Use could use Branch and Bound.
You'd branch on "for tasks i, which set do I pick?", picking the biggest set first to cause failure as high up in the tree in as possible to save work. For the initial solution, you can flip that around to find a reasonable (but not optimal) solution quickly, which ends up saving work by pruning more in the real search later.
You could also branch on the s[q,t] of the following model which is closest to 0.5 (in a way, the choice which it is "least sure about").
The bound could be based on the linear relaxation of this ILP model:
maximize sum of x[t] over all t
variables:
0 <= x[t] <= 1 ; x[t] decides whether task t is scheduled or not
0 <= r[i,t] <= 1 ; r[i,t] decides whether task t uses resource i
0 <= s[q,t] <= 1 ; s[q,t] decides whether set q of task t is used
constraints:
1. for all tasks t: (sum s[q,t] over all valid q) - x[t] = 0
2. for all sets s[q,t]: (sum r[i,t] over all i in the set) - size_of_set * s[q,t] >= 0
3. for all resources i: sum r[i,t] over all t <= 1
- forces exactly 1 set of resources to be associated with any task that is chosen.
- forces the resources used by choosing set q for task t to be used by task t (>= 0 because sets may overlap)
- forces all resources to be used no more than once.
I may have made mistakes in the model, and I'm not sure how good it is. Anyway, solve it with linear programming (no doubt there's a library for it for Python) and then do a couple of Gomory cuts for good measure (they may look scary, but they're actually pretty simple to program), not too many though, trying to get an all-integer solution with only Gomory cuts often converges very slowly. Doing some of them is a cheap way to improve a solution.
This will give you an estimate that will let you prune some of the search space. How much it actually prunes depends on how close it gets to the actual solution. I predict that it will tend to select several sets belonging to a task with some factor between 0 and 1, because selecting a set "only a bit" allows it to use the same resource for multiple tasks. It has to pick several sets then because it must use a total of 1 set per task, but that also means it has more choice of resource so it can do that. Linear Programming is sneaky that way, always trying to give you, in a sense, the most annoying answer :)
Of course in this model, you'd exclude any possibilities that are no longer possible (allocated resources and the sets that contain them and tasks that would have zero possible sets), and skip tasks that are already scheduled.
If this is too complicated, you can calculate a much simpler bound like this: for all tasks t, take the size of their smallest set s[t]. Check how many you can take until the total size is larger than the number of unallocated resources (so take the smallest, add the next smallest, and so on - sort them or use a min-heap).
Of course if with the resources allocated so far, so many tasks are now without any possible sets that in total (including the ones that were already scheduled) you can not get more than the best solution so far, you can give up on the current branch of the recursion tree.

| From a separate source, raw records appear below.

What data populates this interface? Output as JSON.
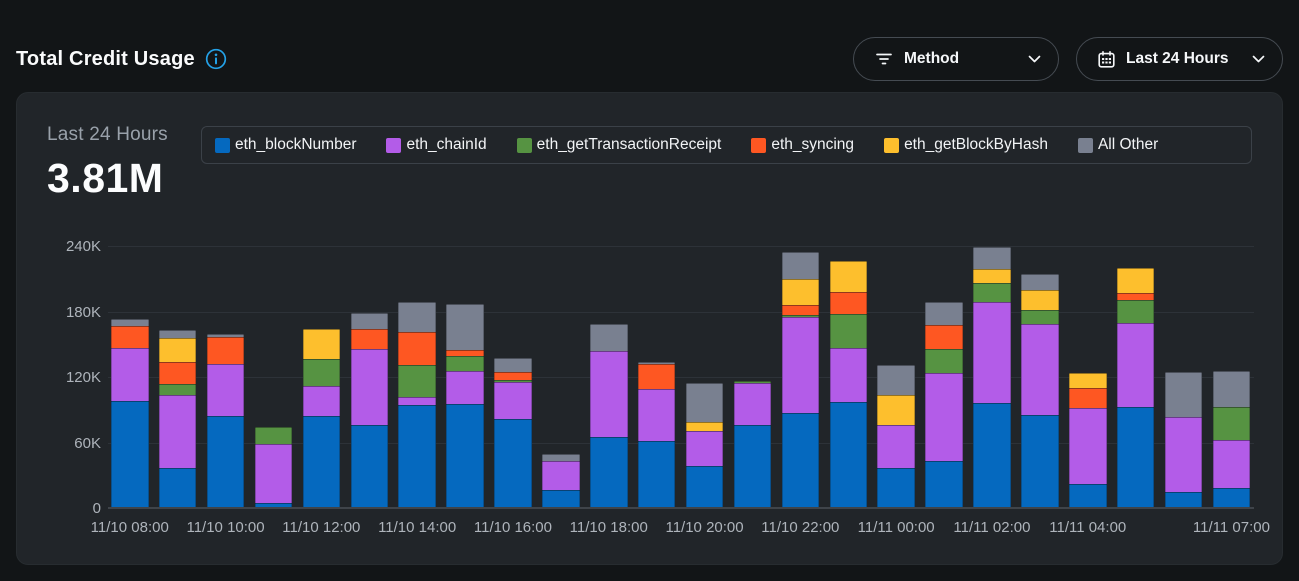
{
  "page": {
    "title": "Total Credit Usage"
  },
  "controls": {
    "method_dropdown": {
      "label": "Method"
    },
    "time_range_dropdown": {
      "label": "Last 24 Hours"
    }
  },
  "summary": {
    "period_label": "Last 24 Hours",
    "total_value": "3.81M"
  },
  "chart_data": {
    "type": "bar",
    "stacked": true,
    "title": "Total Credit Usage - Last 24 Hours",
    "ylim": [
      0,
      240000
    ],
    "grid": "horizontal",
    "legend_position": "top",
    "yticks": [
      {
        "value": 0,
        "label": "0"
      },
      {
        "value": 60000,
        "label": "60K"
      },
      {
        "value": 120000,
        "label": "120K"
      },
      {
        "value": 180000,
        "label": "180K"
      },
      {
        "value": 240000,
        "label": "240K"
      }
    ],
    "x": [
      "11/10 08:00",
      "11/10 09:00",
      "11/10 10:00",
      "11/10 11:00",
      "11/10 12:00",
      "11/10 13:00",
      "11/10 14:00",
      "11/10 15:00",
      "11/10 16:00",
      "11/10 17:00",
      "11/10 18:00",
      "11/10 19:00",
      "11/10 20:00",
      "11/10 21:00",
      "11/10 22:00",
      "11/10 23:00",
      "11/11 00:00",
      "11/11 01:00",
      "11/11 02:00",
      "11/11 03:00",
      "11/11 04:00",
      "11/11 05:00",
      "11/11 06:00",
      "11/11 07:00"
    ],
    "x_tick_indices": [
      0,
      2,
      4,
      6,
      8,
      10,
      12,
      14,
      16,
      18,
      20,
      23
    ],
    "series": [
      {
        "name": "eth_blockNumber",
        "color": "#0569bf",
        "values": [
          97000,
          36000,
          83500,
          4000,
          83000,
          75000,
          93500,
          94000,
          81000,
          16000,
          64500,
          60500,
          38000,
          75000,
          86000,
          96500,
          36000,
          42000,
          95000,
          84500,
          21000,
          92000,
          14000,
          17000
        ]
      },
      {
        "name": "eth_chainId",
        "color": "#b35ce8",
        "values": [
          49000,
          66500,
          47500,
          53500,
          27500,
          69500,
          7000,
          30500,
          33500,
          26500,
          78000,
          47500,
          31500,
          38500,
          88500,
          49500,
          39000,
          81000,
          92500,
          83000,
          69500,
          76500,
          68500,
          44000
        ]
      },
      {
        "name": "eth_getTransactionReceipt",
        "color": "#569342",
        "values": [
          0,
          10000,
          0,
          16000,
          25500,
          0,
          29500,
          13500,
          2000,
          0,
          0,
          0,
          0,
          2000,
          1500,
          30500,
          0,
          21500,
          17500,
          13000,
          0,
          21500,
          0,
          30500
        ]
      },
      {
        "name": "eth_syncing",
        "color": "#fe5722",
        "values": [
          20000,
          20500,
          24500,
          0,
          0,
          18500,
          30000,
          6000,
          7500,
          0,
          0,
          23000,
          0,
          0,
          9500,
          20500,
          0,
          22000,
          0,
          0,
          18500,
          6000,
          0,
          0
        ]
      },
      {
        "name": "eth_getBlockByHash",
        "color": "#fdbf2d",
        "values": [
          0,
          22000,
          0,
          0,
          27000,
          0,
          0,
          0,
          0,
          0,
          0,
          0,
          8000,
          0,
          23000,
          28000,
          28000,
          0,
          13000,
          18500,
          13500,
          23000,
          0,
          0
        ]
      },
      {
        "name": "All Other",
        "color": "#798090",
        "values": [
          6500,
          7500,
          3000,
          0,
          0,
          14500,
          27500,
          42000,
          12500,
          6000,
          25500,
          2000,
          36500,
          0,
          25000,
          0,
          27500,
          21500,
          20000,
          14500,
          0,
          0,
          41000,
          33000
        ]
      }
    ]
  },
  "colors": {
    "page_bg": "#121517",
    "card_bg": "#212529",
    "accent_blue": "#24a2e8",
    "gridline": "#2d3238"
  }
}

For the initial solution, you could try using the greedy algorithm you described but with one change: take the smallest set that only contain unallocated resources. That way it tries to "keep out of the way" of further tasks, though obviously you can construct cases where this is worse than picking the first possible set.
edit: and of course if there is a set in the collection of sets of a task that is a superset of an other set in that collection, just delete it. It can't be any better to use that superset. That happens to fix the example given in OP, but it typically it wouldn't.